Oito leitos disponíveis não serão acessados por novos pacientes Foto: Divulgação/Prefeitura de Canoas

O prefeito de Canoas, Luiz Carlos Busato, comunicou nesta quinta-feira, 2, a impossibilidade de receber novas internações nas suas unidades de Terapia Intensiva (UTIs), devido ao baixo estoque de medicamentos analgésicos essenciais no município. A medida temporária causa o bloqueio de oito leitos vagos de UTI, de um total de 80 existentes.

Canoas é referência para 156 outros municípios do Estado, ou seja, dentre eles Montenegro. Nesta quarta-feira, 1º, a cidade tinha confirmados 695 casos e 23 óbitos e dos 88 leitos de UTI, entre públicos e privados, 85% estavam ocupados. Os altos índices acenderam um sinal de alerta, uma vez que há duas semanas, quando os números eram quase metade dos registrados atualmente, mais 10 leitos de UTI foram abertos no Hospital de Pronto Socorro de Canoas (HPSC).

“Comunicamos esta tarde ao governo estadual a impossibilidade de receber novas internações em leitos de UTI pelo baixo estoque de medicamentos analgésicos essenciais, algo que se repete em outros municípios do país. Temos alertado há três semanas sobre isso”, diz Busato em sua rede social nessa quinta.

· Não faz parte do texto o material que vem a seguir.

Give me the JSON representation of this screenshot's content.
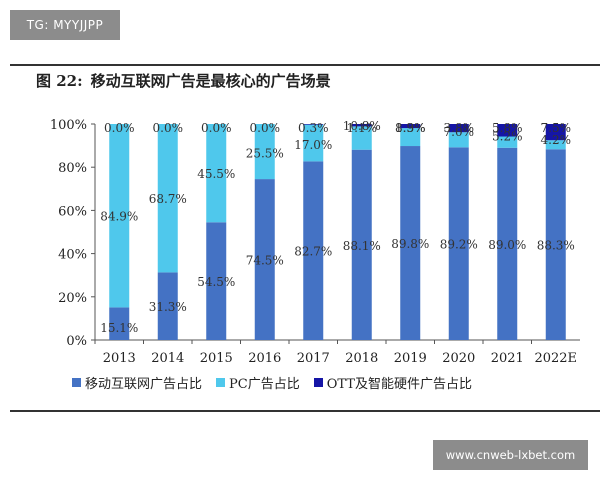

Segundo ele, o Ministério Público do RS e o Ministério Público Federal foram acionados, além de ter sido reforçado o contato com o governo estadual e com o Ministério da Saúde para buscar providências.

O prefeito declara que a Administração está em busca de soluções também com outros municípios, entidades públicas e organizações da sociedade civil. A Universidade Federal do Rio Grande do Sul (UFRGS) deve fornecer 800 doses de medicamentos.